What Will Be the Top Health IT Issues of 2016?

The New Year begins where 2015 left off—with major health IT challenges, as the industry seeks to transform the quality and efficiency of healthcare as the industry makes its transition to new value-based payment models.


The New Year begins where 2015 left off—with major health IT challenges, as the industry seeks to transform the quality and efficiency of healthcare as the industry makes its transition to new value-based payment models.

As reimbursement increasingly focuses on value, health systems will pursue lower-cost settings more aggressively than before, while employing innovative approaches to distributing care. That’s among the findings of PricewaterhouseCoopers’ annual report of the trends that will have the biggest impact on the industry.

Healthcare analytics in 2016 will continue to make sense of the vast quantities of health data that provider organizations have to wade through, turning it into actionable insights to improve patient care. PwC predicts new databases and database tools will enable providers and payers to analyze data from many sources in novel ways.

“High hopes surrounding big data investments in healthcare have been dampened by the challenge of converting large and diverse datasets into practical insights,” the consulting firm suggests. “In 2016, the health industry will begin to use these data in new ways, thanks to high-tech, so-called ‘non-relational’ databases. These databases arrive at a time when the industry is thirsting for ways to make good use of a swelling ocean of consumer and health data.”

PwC says traditional relational databases, such as electronic health records systems, organize data into columns, rows and tables, forcing information into predetermined categories. The problem, the firm says, is that while these databases are ideal for information that is easily structured, they cannot handle information such as clinician notes, transcripts and other unstructured data as easily. But, newer databases will make it easier to “bypass the rigid structure and analyze many different forms of data together,” according to PwC.

The new year also will also be a “year of firsts for healthcare consumers, organizations and new entrants, as innovative tools and services enter the New Health Economy,” concludes the firm. Kelly Barnes, PwC’s U.S. health industries leader, defines this “New Health Economy” as a “health system that is more connected, transparent and patient-centric.”

According to PwC, this year millions of American consumers will have their first video consults, be prescribed their first health apps and use their smartphones as diagnostic tools for the first time. Thanks to mobile healthcare technology and shifts in financial incentives, care will begin to move into the palms of consumers’ hands, providing care anywhere and anytime, argues the firm.

At the same time, as the health system moves away from fee-for-service reimbursement, clinicians are leveraging virtual medicine to support population health initiatives and expand telehealth services in such areas as behavioral health. In addition, PwC says “employers are embracing connected tools to engage employees in wellness programs and chronic disease management; health plans are using the same to reduce spending.”

However, the firm cautions that the growth of mHealth brings with it inherent cyber security risks for the healthcare industry.

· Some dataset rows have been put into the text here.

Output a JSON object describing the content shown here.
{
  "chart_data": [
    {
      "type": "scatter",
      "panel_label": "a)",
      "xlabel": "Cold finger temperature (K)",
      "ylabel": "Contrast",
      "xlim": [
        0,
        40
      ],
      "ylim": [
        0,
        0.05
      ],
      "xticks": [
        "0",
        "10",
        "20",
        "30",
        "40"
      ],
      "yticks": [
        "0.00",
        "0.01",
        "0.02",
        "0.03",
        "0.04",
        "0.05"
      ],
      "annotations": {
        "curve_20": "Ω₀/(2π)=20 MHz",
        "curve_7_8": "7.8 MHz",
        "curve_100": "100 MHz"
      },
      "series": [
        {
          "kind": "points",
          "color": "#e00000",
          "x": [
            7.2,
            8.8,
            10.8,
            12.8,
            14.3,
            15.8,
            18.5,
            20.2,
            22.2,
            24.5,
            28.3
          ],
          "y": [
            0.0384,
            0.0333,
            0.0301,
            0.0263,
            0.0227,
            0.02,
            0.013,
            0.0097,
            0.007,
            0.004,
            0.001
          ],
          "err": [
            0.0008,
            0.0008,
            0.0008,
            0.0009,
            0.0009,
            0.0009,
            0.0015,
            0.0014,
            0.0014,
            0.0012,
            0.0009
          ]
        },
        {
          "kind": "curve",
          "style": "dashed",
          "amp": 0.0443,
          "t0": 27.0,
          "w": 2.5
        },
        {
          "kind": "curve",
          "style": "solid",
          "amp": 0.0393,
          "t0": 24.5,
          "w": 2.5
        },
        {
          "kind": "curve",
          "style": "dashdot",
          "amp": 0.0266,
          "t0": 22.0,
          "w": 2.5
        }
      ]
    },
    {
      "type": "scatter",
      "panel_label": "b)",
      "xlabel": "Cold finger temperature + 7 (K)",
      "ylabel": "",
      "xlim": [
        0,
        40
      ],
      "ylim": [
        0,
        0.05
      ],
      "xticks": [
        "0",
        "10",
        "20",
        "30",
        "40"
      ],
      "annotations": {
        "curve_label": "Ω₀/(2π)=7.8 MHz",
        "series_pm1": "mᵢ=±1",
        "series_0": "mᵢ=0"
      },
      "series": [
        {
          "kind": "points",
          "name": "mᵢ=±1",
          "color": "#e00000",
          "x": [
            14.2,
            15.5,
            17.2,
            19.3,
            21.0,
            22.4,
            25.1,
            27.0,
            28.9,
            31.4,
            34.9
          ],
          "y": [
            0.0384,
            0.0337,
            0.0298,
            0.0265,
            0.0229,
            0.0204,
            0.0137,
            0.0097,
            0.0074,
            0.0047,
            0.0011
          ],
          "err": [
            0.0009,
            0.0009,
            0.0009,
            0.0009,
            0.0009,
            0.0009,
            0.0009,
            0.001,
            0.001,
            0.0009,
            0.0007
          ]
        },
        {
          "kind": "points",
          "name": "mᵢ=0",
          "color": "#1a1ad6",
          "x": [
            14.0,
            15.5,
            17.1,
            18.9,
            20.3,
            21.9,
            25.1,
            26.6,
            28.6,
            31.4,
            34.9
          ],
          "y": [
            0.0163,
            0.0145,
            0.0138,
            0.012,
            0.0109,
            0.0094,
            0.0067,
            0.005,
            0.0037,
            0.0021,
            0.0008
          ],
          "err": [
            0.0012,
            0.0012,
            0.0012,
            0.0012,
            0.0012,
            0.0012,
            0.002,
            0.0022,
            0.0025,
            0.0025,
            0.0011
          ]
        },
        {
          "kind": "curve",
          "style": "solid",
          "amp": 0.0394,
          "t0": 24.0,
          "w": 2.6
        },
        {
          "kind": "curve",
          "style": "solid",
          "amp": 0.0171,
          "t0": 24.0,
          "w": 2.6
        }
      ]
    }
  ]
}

2015 was the year of major health data breaches, costing the industry billions of dollars in financial losses with an unprecedented number of records compromised. The sector remains vulnerable, and PwC forecasts that 2016 will be another big year for data breaches. The PwC report contends that most healthcare organizations are unprepared to address new threats and lack adequate resources to protect patient information from these kinds of cyber attacks.

“As security breaches become more common and costly, medical device cyber security will emerge as a major issue in 2016, requiring device companies and healthcare providers to take pre-emptive action to maintain trust in medical equipment and to prevent breaches that could cripple the industry,” states PwC, which cites the fact that 2015 saw the first-ever government warning that a medical device (infusion pump) was vulnerable to hacking.

While the industry’s adoption of health IT continues unabated, the firm notes that other challenges continue to stand in the way of progress. “Questions about who owns the data persist, impeding information sharing, formation of partnerships and the seeming holy grail of interoperability,” warns the firm.